売れるか迷う品物も、まずは無料で相談できます。
洗濯機の処分に関するよくある質問
最後に、洗濯機の処分でよく寄せられる質問をまとめました。費用や手続き、買取の可否など、判断に迷いやすいポイントを中心に整理しています。粗大ごみに出せるか、壊れた洗濯機も引き取ってもらえるか、一番安い方法はどれかといった疑問に、ここで先に答えておきます。気になる項目から確認してみてください。
洗濯機は自治体の粗大ごみに出せますか
出せません。洗濯機・衣類乾燥機は家電リサイクル法の対象のため、自治体の粗大ごみや不燃ごみには出せません。購入店がわからない場合は、自治体が案内する回収方法や指定引取場所を確認しましょう。
壊れた洗濯機も引き取ってもらえますか
家電リサイクル法のルートなら、壊れていても引き取りの対象です。ただし買取は正常に動くことが前提になりやすく、故障品は買取が難しい場合があります。

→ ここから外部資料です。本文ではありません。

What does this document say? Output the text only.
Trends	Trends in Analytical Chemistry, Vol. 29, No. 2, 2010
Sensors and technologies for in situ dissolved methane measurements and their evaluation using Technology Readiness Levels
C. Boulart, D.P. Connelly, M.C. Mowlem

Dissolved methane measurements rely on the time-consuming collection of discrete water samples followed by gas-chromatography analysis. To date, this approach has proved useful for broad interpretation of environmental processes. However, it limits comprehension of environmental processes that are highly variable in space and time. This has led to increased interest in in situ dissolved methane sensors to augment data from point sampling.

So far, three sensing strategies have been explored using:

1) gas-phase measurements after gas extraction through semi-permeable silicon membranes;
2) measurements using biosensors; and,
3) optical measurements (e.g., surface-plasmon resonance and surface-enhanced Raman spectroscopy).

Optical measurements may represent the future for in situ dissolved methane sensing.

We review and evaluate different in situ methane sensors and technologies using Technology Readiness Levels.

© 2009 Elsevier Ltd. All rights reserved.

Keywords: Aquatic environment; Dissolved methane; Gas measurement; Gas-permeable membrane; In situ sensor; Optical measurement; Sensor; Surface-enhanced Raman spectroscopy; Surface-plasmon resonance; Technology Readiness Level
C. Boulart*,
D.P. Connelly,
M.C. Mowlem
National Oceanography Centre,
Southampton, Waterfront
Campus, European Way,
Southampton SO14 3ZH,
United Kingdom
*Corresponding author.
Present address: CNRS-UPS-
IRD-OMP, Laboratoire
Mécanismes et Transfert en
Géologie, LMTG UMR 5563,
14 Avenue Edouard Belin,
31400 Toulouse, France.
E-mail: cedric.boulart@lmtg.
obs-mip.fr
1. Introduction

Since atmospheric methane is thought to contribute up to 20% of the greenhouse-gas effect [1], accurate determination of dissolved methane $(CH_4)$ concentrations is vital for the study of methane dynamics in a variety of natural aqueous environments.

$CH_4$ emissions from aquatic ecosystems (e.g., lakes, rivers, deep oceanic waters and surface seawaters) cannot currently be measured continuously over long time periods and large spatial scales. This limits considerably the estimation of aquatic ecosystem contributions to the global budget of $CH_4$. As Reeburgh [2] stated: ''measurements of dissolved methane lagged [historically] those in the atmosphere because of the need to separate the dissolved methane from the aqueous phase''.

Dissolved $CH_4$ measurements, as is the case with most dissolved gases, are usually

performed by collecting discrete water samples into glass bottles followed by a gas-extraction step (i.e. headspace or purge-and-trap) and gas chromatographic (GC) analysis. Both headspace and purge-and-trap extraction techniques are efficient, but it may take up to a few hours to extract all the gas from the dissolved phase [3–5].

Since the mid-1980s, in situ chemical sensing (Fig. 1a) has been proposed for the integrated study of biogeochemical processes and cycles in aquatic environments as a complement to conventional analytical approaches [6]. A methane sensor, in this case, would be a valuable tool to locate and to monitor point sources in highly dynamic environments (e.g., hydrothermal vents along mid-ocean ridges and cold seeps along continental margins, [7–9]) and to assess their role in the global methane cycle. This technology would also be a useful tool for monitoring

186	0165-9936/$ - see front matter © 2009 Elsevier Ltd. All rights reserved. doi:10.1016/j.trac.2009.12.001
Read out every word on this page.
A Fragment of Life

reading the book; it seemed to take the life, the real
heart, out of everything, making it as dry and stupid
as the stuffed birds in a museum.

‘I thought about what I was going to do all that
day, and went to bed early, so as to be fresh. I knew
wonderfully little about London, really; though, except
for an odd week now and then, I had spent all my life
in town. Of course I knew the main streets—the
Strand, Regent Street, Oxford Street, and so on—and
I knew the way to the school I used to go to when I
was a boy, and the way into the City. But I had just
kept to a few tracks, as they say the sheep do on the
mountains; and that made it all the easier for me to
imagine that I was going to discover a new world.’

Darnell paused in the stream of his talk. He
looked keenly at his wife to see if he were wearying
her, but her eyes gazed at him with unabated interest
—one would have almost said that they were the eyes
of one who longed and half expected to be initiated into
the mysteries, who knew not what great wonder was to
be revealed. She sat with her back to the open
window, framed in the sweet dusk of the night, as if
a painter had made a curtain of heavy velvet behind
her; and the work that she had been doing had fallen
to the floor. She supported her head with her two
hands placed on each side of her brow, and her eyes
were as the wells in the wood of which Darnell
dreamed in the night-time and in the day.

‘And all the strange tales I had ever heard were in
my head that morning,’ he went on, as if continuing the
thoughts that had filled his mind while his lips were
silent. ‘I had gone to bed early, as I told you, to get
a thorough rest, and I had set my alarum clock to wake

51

動かない洗濯機は、リサイクル回収を選びましょう。
無料回収業者に出しても大丈夫ですか
無料・格安をうたう業者の一部は無許可で、高額請求や不法投棄のリスクがあります。許可の有無や料金、連絡先を確認してから利用しましょう。
一番安く処分する方法はどれですか
車と人手を用意できるなら、指定引取場所への自己搬入が最安になりやすい方法です。収集・運搬料金がかからず、リサイクル料金だけで済みます。運び出せない場合は、量販店や購入店の回収を比較しましょう。
引っ越しと同時に処分できますか
買い替えなら購入店、処分だけなら過去に買った店や指定引取場所、許可を持つ業者が選択肢です。期限がある場合は、早めに査定や回収の予約をしておきましょう。
買取と処分はどちらを先に考えるべきですか
まだ使える洗濯機なら、買取の確認が先です。売れなければ、家電リサイクル法のルートで処分に進むと無駄がありません。処分には費用がかかるため、売れる可能性があるうちに査定しておくのがおすすめです。
処分する前に、無料査定で値段だけ確認できます。
まとめ
洗濯機は家電リサイクル法の対象で、自治体の粗大ごみには出せません。費用は「リサイクル料金+収集・運搬料金」で決まり、どの方法を選ぶかで総額が変わります。まだ使える洗濯機かどうかを起点に考えるのがおすすめです。